On the Municipal Bond Insurance Association’s third-quarter earnings call on November 5, CEO Joseph W. Brown said he expected the government to pay the December 1 debt obligation.

Puerto Rico’s debt-ridden government is walking a tightrope, trying to avoid default and, at the same time, avoid unpopular austerity measure that might further sink the island territory’s floundering economy.

Backers of proposals to allow Puerto Rico to restructure its debt through a bankruptcy process often used by US cities were to begin gathering in Washington, D.C. We have no cash left. Years of over-spending and the expiration of corporate tax incentives stuck it with debt that gets harder to pay as residents increasingly emigrate to the U.S.

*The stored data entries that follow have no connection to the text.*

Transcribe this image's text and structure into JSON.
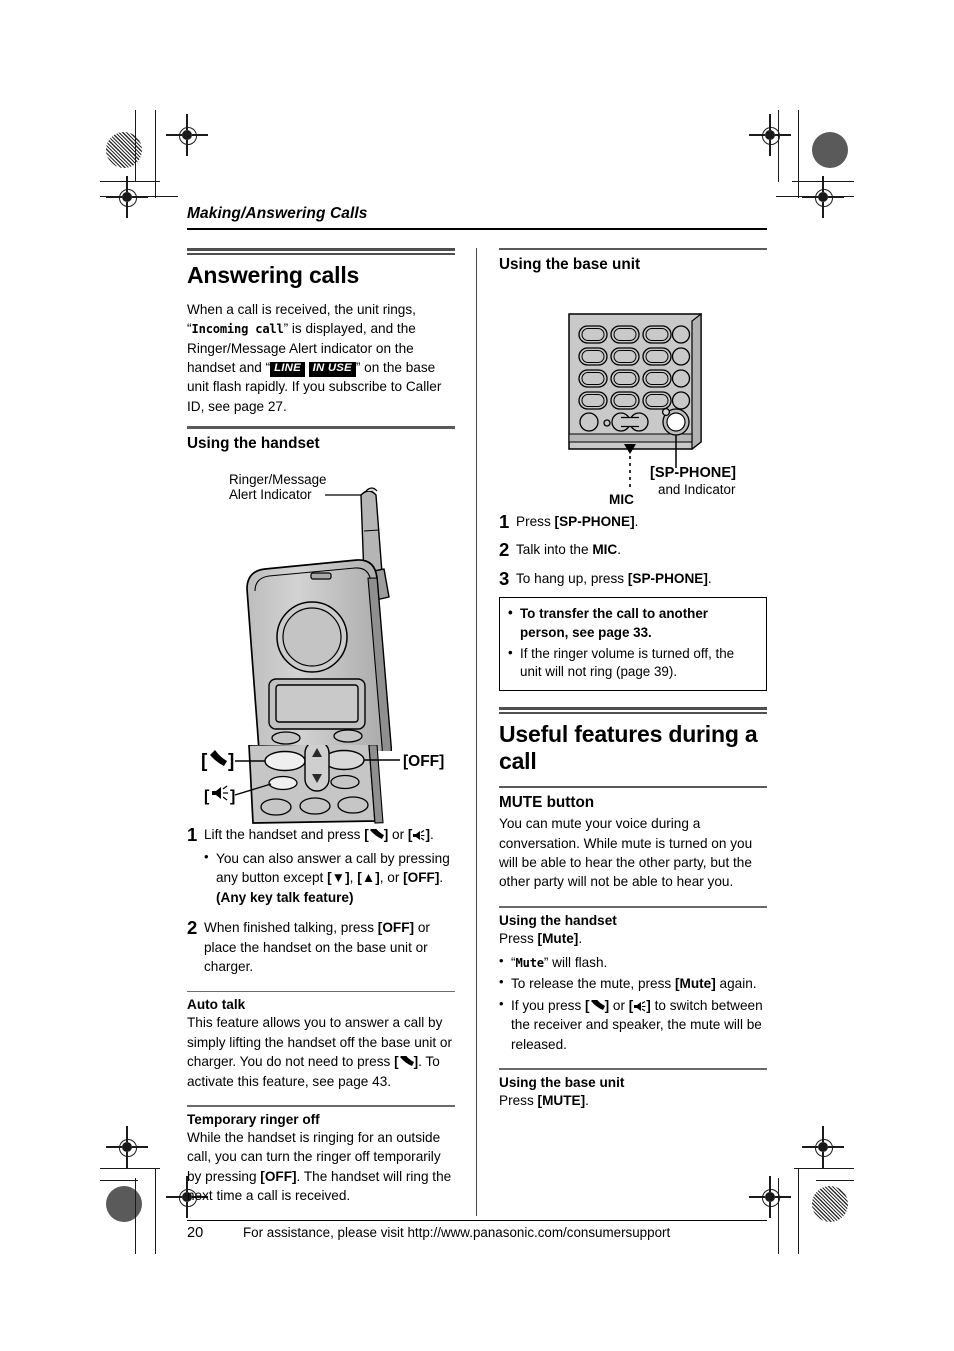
{
  "running_head": "Making/Answering Calls",
  "left_column": {
    "section_title": "Answering calls",
    "intro": {
      "part1": "When a call is received, the unit rings, “",
      "display_text": "Incoming call",
      "part2": "” is displayed, and the Ringer/Message Alert indicator on the handset and “",
      "badge1": "LINE",
      "badge2": "IN USE",
      "part3": "” on the base unit flash rapidly. If you subscribe to Caller ID, see page 27."
    },
    "subhead_handset": "Using the handset",
    "figure": {
      "callout_indicator_line1": "Ringer/Message",
      "callout_indicator_line2": "Alert Indicator",
      "callout_talk": "talk-key",
      "callout_speaker": "speaker-key",
      "callout_off": "OFF"
    },
    "steps": [
      {
        "num": "1",
        "text_before": "Lift the handset and press ",
        "text_mid": " or ",
        "text_after": ".",
        "bullets": [
          {
            "p1": "You can also answer a call by pressing any button except ",
            "k1": "▼",
            "p2": ", ",
            "k2": "▲",
            "p3": ", or ",
            "k3": "OFF",
            "p4": ". ",
            "bold_tail": "(Any key talk feature)"
          }
        ]
      },
      {
        "num": "2",
        "text_before": "When finished talking, press ",
        "key": "OFF",
        "text_after": " or place the handset on the base unit or charger."
      }
    ],
    "auto_talk": {
      "heading": "Auto talk",
      "p1": "This feature allows you to answer a call by simply lifting the handset off the base unit or charger. You do not need to press ",
      "p2": ". To activate this feature, see page 43."
    },
    "temp_ringer": {
      "heading": "Temporary ringer off",
      "p1": "While the handset is ringing for an outside call, you can turn the ringer off temporarily by pressing ",
      "key": "OFF",
      "p2": ". The handset will ring the next time a call is received."
    }
  },
  "right_column": {
    "subhead_base": "Using the base unit",
    "figure": {
      "callout_spphone": "SP-PHONE",
      "callout_and_indicator": "and Indicator",
      "callout_mic": "MIC"
    },
    "steps": [
      {
        "num": "1",
        "before": "Press ",
        "key": "SP-PHONE",
        "after": "."
      },
      {
        "num": "2",
        "before": "Talk into the ",
        "key": "MIC",
        "after": "."
      },
      {
        "num": "3",
        "before": "To hang up, press ",
        "key": "SP-PHONE",
        "after": "."
      }
    ],
    "notebox": [
      "To transfer the call to another person, see page 33.",
      "If the ringer volume is turned off, the unit will not ring (page 39)."
    ],
    "section_title": "Useful features during a call",
    "mute": {
      "heading": "MUTE button",
      "body": "You can mute your voice during a conversation. While mute is turned on you will be able to hear the other party, but the other party will not be able to hear you.",
      "handset_heading": "Using the handset",
      "handset_press_before": "Press ",
      "handset_press_key": "Mute",
      "handset_press_after": ".",
      "bullets": {
        "b1_q": "Mute",
        "b1_tail": " will flash.",
        "b2_before": "To release the mute, press ",
        "b2_key": "Mute",
        "b2_after": " again.",
        "b3_before": "If you press ",
        "b3_mid": " or ",
        "b3_after": " to switch between the receiver and speaker, the mute will be released."
      },
      "base_heading": "Using the base unit",
      "base_press_before": "Press ",
      "base_press_key": "MUTE",
      "base_press_after": "."
    }
  },
  "footer": {
    "page_number": "20",
    "text": "For assistance, please visit http://www.panasonic.com/consumersupport"
  },
  "colors": {
    "ink": "#000000",
    "rule_gray": "#4f4f4f",
    "device_fill": "#c9c9c9",
    "device_dark": "#9a9a9a"
  }
}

Failure to make the payment would be an ominous turn for the territory.

Puerto Rico’s Government Development Bank has previously said it could run out of money by year’s end.

Blumenthal, a Democrat, spoke at the beginning of a hearing on Puerto Rico, which faces a debt payment Tuesday.

Puerto Rico Gov, Alejandro Javier Garcia Padilla testifies on Capitol Hill in Washington, Tuesday, Dec. 1, 2015, before the Senate Judiciary Committee hearing on Puerto Rico’s fiscal problems.

Puerto Rico has narrowly avoided a default by making a last minute payment on its outstanding debt.

Statehood supporters say the economic crisis shows why Puerto Rico must become the 51st USA state; independence proponents say it supports their cause.